Any form of depression thoroughly sucks. The best way I can describe mine is...like I'm stuck in a dirt hole. I can see sunlight just slightly out of reach, and there is a ladder right in front of me. Only problem is, every time I try to go for the ladder, shit starts raining down on my head and knocks me down into the dirt. Or sometimes, there are dozens of ladders, but when I touch one, the rungs break and it becomes utterly useless. Basically, I can see what is wrong, and I am surrounded by dozens of solutions, but nothing I try seems to work, and everything else seems...pointless or unattainable. It's been frustratingly hard to work around, and my default threshold for misery seems to rise with every passing week.

Now...don't get me wrong, I still enjoy aspects of life. I can laugh and smile and have fun, but there's always that oppressive force or knowledge that I haven't made the right choices in my life for anything to have really changed, and so the depression hangs on, a stagnant little parasite feeding off of my own looping thoughts. I don't know if I just have too much time to think, or if I just need some big, positive change in my life. Something to make me feel like I'm making an impact on the world, or at the very least being useful in some capacity. Right now I feel like my days and potential are being wasted away and I don't know how to fix this. I'm trying, but it's hard. I'm still not sure if there's even a solution at all and I fight really hard not to believe that. I don't want to think that I'm going to be like this forever.

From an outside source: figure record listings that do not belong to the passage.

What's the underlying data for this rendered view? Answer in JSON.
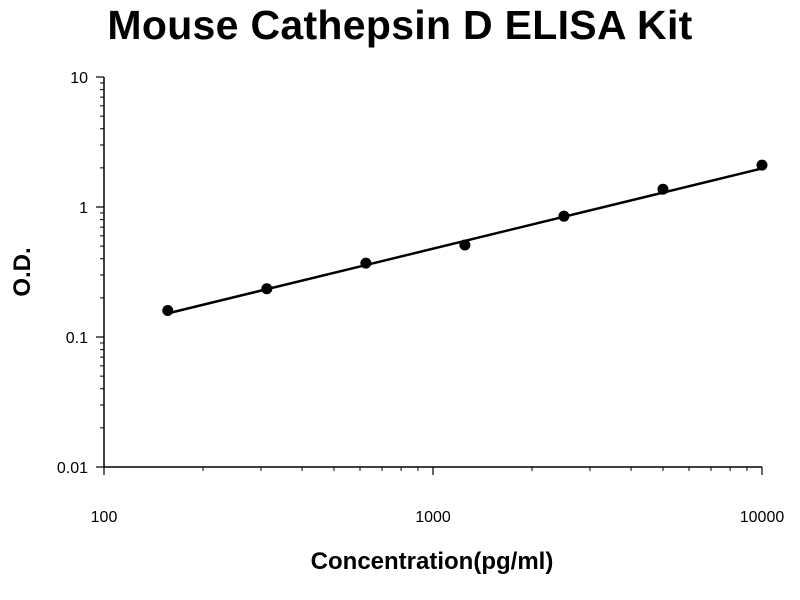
{
  "chart_data": {
    "type": "scatter",
    "title": "Mouse Cathepsin D ELISA Kit",
    "xlabel": "Concentration(pg/ml)",
    "ylabel": "O.D.",
    "x_scale": "log",
    "y_scale": "log",
    "xlim": [
      100,
      10000
    ],
    "ylim": [
      0.01,
      10
    ],
    "x_ticks": [
      "100",
      "1000",
      "10000"
    ],
    "y_ticks": [
      "0.01",
      "0.1",
      "1",
      "10"
    ],
    "grid": false,
    "legend": "none",
    "series": [
      {
        "x": [
          156.25,
          312.5,
          625,
          1250,
          2500,
          5000,
          10000
        ],
        "y": [
          0.16,
          0.235,
          0.37,
          0.51,
          0.85,
          1.37,
          2.1
        ],
        "marker_color": "#000000"
      }
    ],
    "fit_line": {
      "x": [
        156.25,
        10000
      ],
      "y": [
        0.152,
        1.98
      ],
      "color": "#000000"
    }
  }
}
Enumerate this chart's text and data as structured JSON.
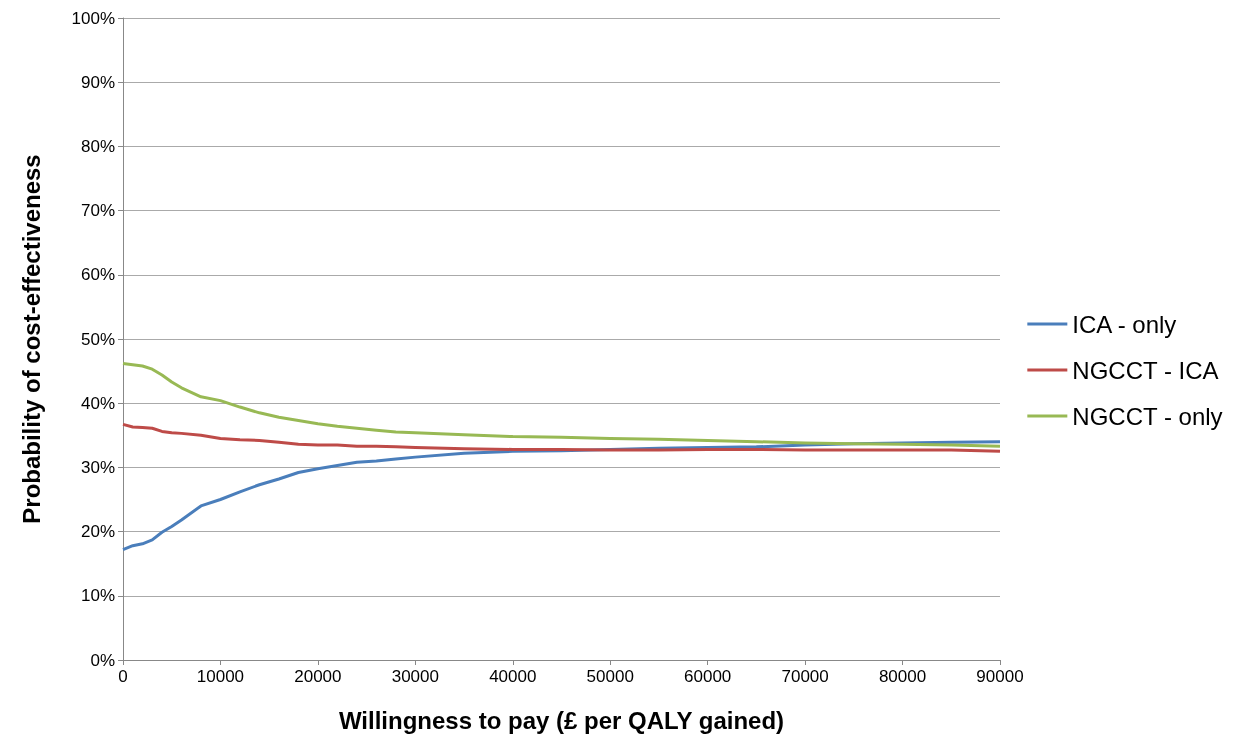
{
  "chart_data": {
    "type": "line",
    "xlabel": "Willingness to pay (£ per QALY gained)",
    "ylabel": "Probability of cost-effectiveness",
    "x": [
      0,
      1000,
      2000,
      3000,
      4000,
      5000,
      6000,
      8000,
      10000,
      12000,
      14000,
      16000,
      18000,
      20000,
      22000,
      24000,
      26000,
      28000,
      30000,
      35000,
      40000,
      45000,
      50000,
      55000,
      60000,
      65000,
      70000,
      75000,
      80000,
      85000,
      90000
    ],
    "series": [
      {
        "name": "ICA - only",
        "color": "#4a7ebb",
        "values": [
          17.2,
          17.8,
          18.1,
          18.7,
          19.9,
          20.8,
          21.8,
          24,
          25,
          26.2,
          27.3,
          28.2,
          29.2,
          29.8,
          30.3,
          30.8,
          31,
          31.3,
          31.6,
          32.2,
          32.5,
          32.6,
          32.8,
          33,
          33.1,
          33.2,
          33.5,
          33.7,
          33.8,
          33.9,
          34
        ]
      },
      {
        "name": "NGCCT - ICA",
        "color": "#be4b48",
        "values": [
          36.7,
          36.3,
          36.2,
          36.1,
          35.6,
          35.4,
          35.3,
          35,
          34.5,
          34.3,
          34.2,
          33.9,
          33.6,
          33.5,
          33.5,
          33.3,
          33.3,
          33.2,
          33.1,
          32.9,
          32.8,
          32.8,
          32.7,
          32.7,
          32.8,
          32.8,
          32.7,
          32.7,
          32.7,
          32.7,
          32.5
        ]
      },
      {
        "name": "NGCCT - only",
        "color": "#98b954",
        "values": [
          46.2,
          46,
          45.8,
          45.3,
          44.4,
          43.3,
          42.4,
          41,
          40.4,
          39.4,
          38.5,
          37.8,
          37.3,
          36.8,
          36.4,
          36.1,
          35.8,
          35.5,
          35.4,
          35.1,
          34.8,
          34.7,
          34.5,
          34.4,
          34.2,
          34,
          33.8,
          33.7,
          33.6,
          33.5,
          33.3
        ]
      }
    ],
    "xlim": [
      0,
      90000
    ],
    "xticks": [
      0,
      10000,
      20000,
      30000,
      40000,
      50000,
      60000,
      70000,
      80000,
      90000
    ],
    "ylim": [
      0,
      100
    ],
    "yticks": [
      {
        "value": 0,
        "label": "0%"
      },
      {
        "value": 10,
        "label": "10%"
      },
      {
        "value": 20,
        "label": "20%"
      },
      {
        "value": 30,
        "label": "30%"
      },
      {
        "value": 40,
        "label": "40%"
      },
      {
        "value": 50,
        "label": "50%"
      },
      {
        "value": 60,
        "label": "60%"
      },
      {
        "value": 70,
        "label": "70%"
      },
      {
        "value": 80,
        "label": "80%"
      },
      {
        "value": 90,
        "label": "90%"
      },
      {
        "value": 100,
        "label": "100%"
      }
    ],
    "grid": "y",
    "legend": "right",
    "marker": "none",
    "line_style": "solid"
  }
}
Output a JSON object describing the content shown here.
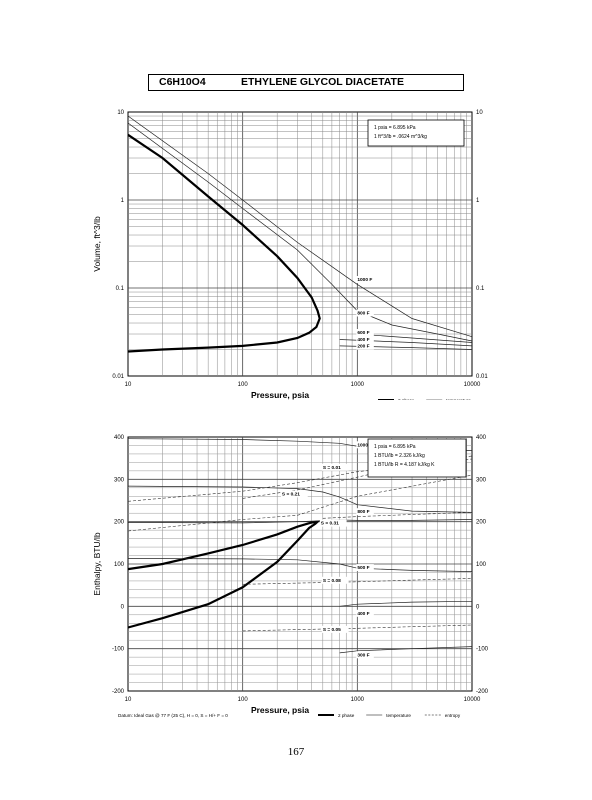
{
  "page": {
    "formula": "C6H10O4",
    "compound": "ETHYLENE GLYCOL DIACETATE",
    "page_number": "167"
  },
  "chart_data": [
    {
      "type": "line",
      "xlabel": "Pressure,  psia",
      "ylabel": "Volume, ft^3/lb",
      "xscale": "log",
      "yscale": "log",
      "xlim": [
        10,
        10000
      ],
      "ylim": [
        0.01,
        10
      ],
      "x_ticks": [
        "10",
        "100",
        "1000",
        "10000"
      ],
      "y_ticks": [
        "0.01",
        "0.1",
        "1",
        "10"
      ],
      "grid": true,
      "notes": [
        "1 psia = 6.895 kPa",
        "1 ft^3/lb = .0624 m^3/kg"
      ],
      "legend": [
        {
          "label": "2 phase",
          "style": "thick"
        },
        {
          "label": "temperature",
          "style": "thin"
        }
      ],
      "series": [
        {
          "kind": "2 phase",
          "x": [
            10,
            20,
            50,
            100,
            200,
            300,
            400,
            450,
            470,
            440,
            380,
            300,
            200,
            100,
            50,
            20,
            10
          ],
          "y": [
            5.5,
            3.0,
            1.1,
            0.52,
            0.23,
            0.13,
            0.078,
            0.055,
            0.045,
            0.036,
            0.031,
            0.027,
            0.024,
            0.022,
            0.021,
            0.02,
            0.019
          ]
        },
        {
          "name": "1000 F",
          "x": [
            10,
            50,
            100,
            300,
            1000,
            3000,
            10000
          ],
          "y": [
            9.0,
            2.0,
            1.0,
            0.33,
            0.11,
            0.045,
            0.028
          ]
        },
        {
          "name": "800 F",
          "x": [
            10,
            50,
            100,
            300,
            600,
            1000,
            2000,
            5000,
            10000
          ],
          "y": [
            7.5,
            1.6,
            0.8,
            0.27,
            0.11,
            0.055,
            0.038,
            0.03,
            0.025
          ]
        },
        {
          "name": "600 F",
          "x": [
            1000,
            3000,
            10000
          ],
          "y": [
            0.03,
            0.027,
            0.024
          ]
        },
        {
          "name": "400 F",
          "x": [
            700,
            3000,
            10000
          ],
          "y": [
            0.026,
            0.024,
            0.022
          ]
        },
        {
          "name": "200 F",
          "x": [
            700,
            3000,
            10000
          ],
          "y": [
            0.022,
            0.021,
            0.02
          ]
        }
      ],
      "annotations": [
        {
          "text": "1000 F",
          "x": 1000,
          "y": 0.12
        },
        {
          "text": "800 F",
          "x": 1000,
          "y": 0.05
        },
        {
          "text": "600 F",
          "x": 1000,
          "y": 0.03
        },
        {
          "text": "400 F",
          "x": 1000,
          "y": 0.025
        },
        {
          "text": "200 F",
          "x": 1000,
          "y": 0.021
        }
      ]
    },
    {
      "type": "line",
      "xlabel": "Pressure,  psia",
      "ylabel": "Enthalpy, BTU/lb",
      "xscale": "log",
      "xlim": [
        10,
        10000
      ],
      "ylim": [
        -200,
        400
      ],
      "x_ticks": [
        "10",
        "100",
        "1000",
        "10000"
      ],
      "y_ticks": [
        "-200",
        "-100",
        "0",
        "100",
        "200",
        "300",
        "400"
      ],
      "grid": true,
      "notes": [
        "1 psia = 6.895 kPa",
        "1 BTU/lb = 2.326 kJ/kg",
        "1 BTU/lb R = 4.187 kJ/kg K"
      ],
      "datum": "Datum: Ideal Gas @ 77 F (25 C), H = 0, S = H/+ F = 0",
      "legend": [
        {
          "label": "2 phase",
          "style": "thick"
        },
        {
          "label": "temperature",
          "style": "thin"
        },
        {
          "label": "entropy",
          "style": "dashed"
        }
      ],
      "series": [
        {
          "kind": "2 phase",
          "x": [
            10,
            20,
            50,
            100,
            200,
            300,
            400,
            450,
            430,
            380,
            300,
            200,
            100,
            50,
            20,
            10
          ],
          "y": [
            88,
            100,
            125,
            145,
            170,
            188,
            198,
            200,
            195,
            185,
            155,
            105,
            45,
            5,
            -28,
            -50
          ]
        },
        {
          "name": "1000 F",
          "x": [
            10,
            100,
            300,
            700,
            1000,
            3000,
            10000
          ],
          "y": [
            396,
            394,
            390,
            385,
            378,
            372,
            368
          ]
        },
        {
          "name": "800 F",
          "x": [
            10,
            100,
            300,
            500,
            700,
            1000,
            3000,
            10000
          ],
          "y": [
            284,
            282,
            278,
            270,
            258,
            240,
            225,
            222
          ]
        },
        {
          "name": "600 F",
          "x": [
            10,
            100,
            300,
            700,
            1000,
            3000,
            10000
          ],
          "y": [
            198,
            197,
            200,
            204,
            203,
            203,
            205
          ]
        },
        {
          "name": "500 F",
          "x": [
            10,
            100,
            300,
            700,
            1000,
            3000,
            10000
          ],
          "y": [
            113,
            112,
            110,
            100,
            90,
            85,
            82
          ]
        },
        {
          "name": "400 F",
          "x": [
            700,
            1000,
            3000,
            10000
          ],
          "y": [
            0,
            5,
            10,
            12
          ]
        },
        {
          "name": "300 F",
          "x": [
            700,
            1000,
            3000,
            10000
          ],
          "y": [
            -110,
            -105,
            -100,
            -95
          ]
        },
        {
          "name": "S=0.31",
          "x": [
            500,
            1000,
            3000,
            10000
          ],
          "y": [
            208,
            212,
            217,
            222
          ]
        },
        {
          "name": "S=0.21",
          "x": [
            100,
            300,
            1000,
            3000,
            10000
          ],
          "y": [
            255,
            275,
            305,
            335,
            355
          ]
        },
        {
          "name": "S=0.11",
          "x": [
            10,
            100,
            300,
            1000,
            10000
          ],
          "y": [
            178,
            205,
            215,
            260,
            310
          ]
        },
        {
          "name": "S=0.01",
          "x": [
            10,
            100,
            300,
            1000,
            10000
          ],
          "y": [
            248,
            272,
            292,
            318,
            348
          ]
        },
        {
          "name": "S=0.08",
          "x": [
            100,
            300,
            1000,
            3000,
            10000
          ],
          "y": [
            52,
            55,
            58,
            62,
            66
          ]
        },
        {
          "name": "S=0.05",
          "x": [
            100,
            300,
            1000,
            3000,
            10000
          ],
          "y": [
            -58,
            -55,
            -52,
            -48,
            -44
          ]
        }
      ],
      "annotations": [
        {
          "text": "1000 F",
          "x": 1000,
          "y": 378
        },
        {
          "text": "S = 0.01",
          "x": 500,
          "y": 325
        },
        {
          "text": "S = 0.21",
          "x": 220,
          "y": 262
        },
        {
          "text": "800 F",
          "x": 1000,
          "y": 220
        },
        {
          "text": "S = 0.31",
          "x": 480,
          "y": 193
        },
        {
          "text": "500 F",
          "x": 1000,
          "y": 88
        },
        {
          "text": "S = 0.08",
          "x": 500,
          "y": 58
        },
        {
          "text": "400 F",
          "x": 1000,
          "y": -20
        },
        {
          "text": "S = 0.05",
          "x": 500,
          "y": -58
        },
        {
          "text": "300 F",
          "x": 1000,
          "y": -118
        }
      ]
    }
  ]
}
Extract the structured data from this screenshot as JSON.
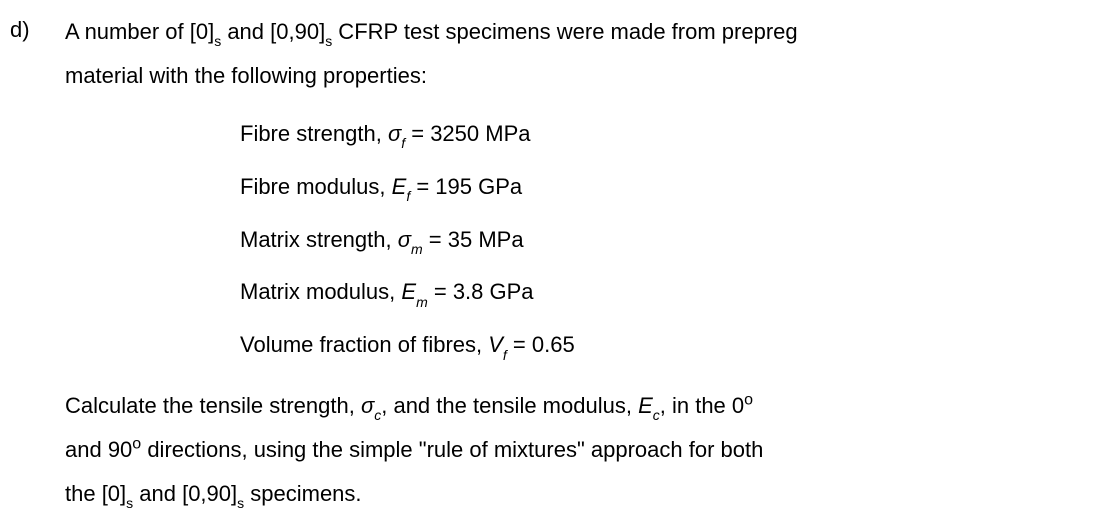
{
  "question": {
    "label": "d)",
    "intro_line1": "A number of [0]",
    "intro_sub1": "s",
    "intro_mid1": " and [0,90]",
    "intro_sub2": "s",
    "intro_end1": " CFRP test specimens were made from prepreg",
    "intro_line2": "material with the following properties:",
    "properties": {
      "fibre_strength": {
        "label": "Fibre strength, ",
        "sym": "σ",
        "sub": "f",
        "eq": " = 3250 MPa"
      },
      "fibre_modulus": {
        "label": "Fibre modulus, ",
        "sym": "E",
        "sub": "f",
        "eq": " = 195 GPa"
      },
      "matrix_strength": {
        "label": "Matrix strength, ",
        "sym": "σ",
        "sub": "m",
        "eq": " = 35 MPa"
      },
      "matrix_modulus": {
        "label": "Matrix modulus, ",
        "sym": "E",
        "sub": "m",
        "eq": " = 3.8 GPa"
      },
      "volume_fraction": {
        "label": "Volume fraction of fibres, ",
        "sym": "V",
        "sub": "f",
        "eq": " = 0.65"
      }
    },
    "calc_line1_a": "Calculate the tensile strength, ",
    "calc_sym1": "σ",
    "calc_sub1": "c",
    "calc_line1_b": ", and the tensile modulus, ",
    "calc_sym2": "E",
    "calc_sub2": "c",
    "calc_line1_c": ", in the 0",
    "calc_deg1": "o",
    "calc_line2_a": "and 90",
    "calc_deg2": "o",
    "calc_line2_b": " directions, using the simple \"rule of mixtures\" approach for both",
    "calc_line3_a": "the [0]",
    "calc_sub3": "s",
    "calc_line3_b": " and [0,90]",
    "calc_sub4": "s",
    "calc_line3_c": " specimens."
  }
}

Anyway...I'm not exactly sure how to end this post. I did what I really wanted to, which was to get out a mini-update and try to...I don't know, I guess organize my thoughts on my depression. I'm hoping it will help me get a handle on things. Either way, I'm going to keep fighting and keep trying, and I'm thankful for the support of all of my friends and family who have been keeping me relatively sane since this all started. Knowing that they care means a lot when everything in my life is so chaotic and scattered.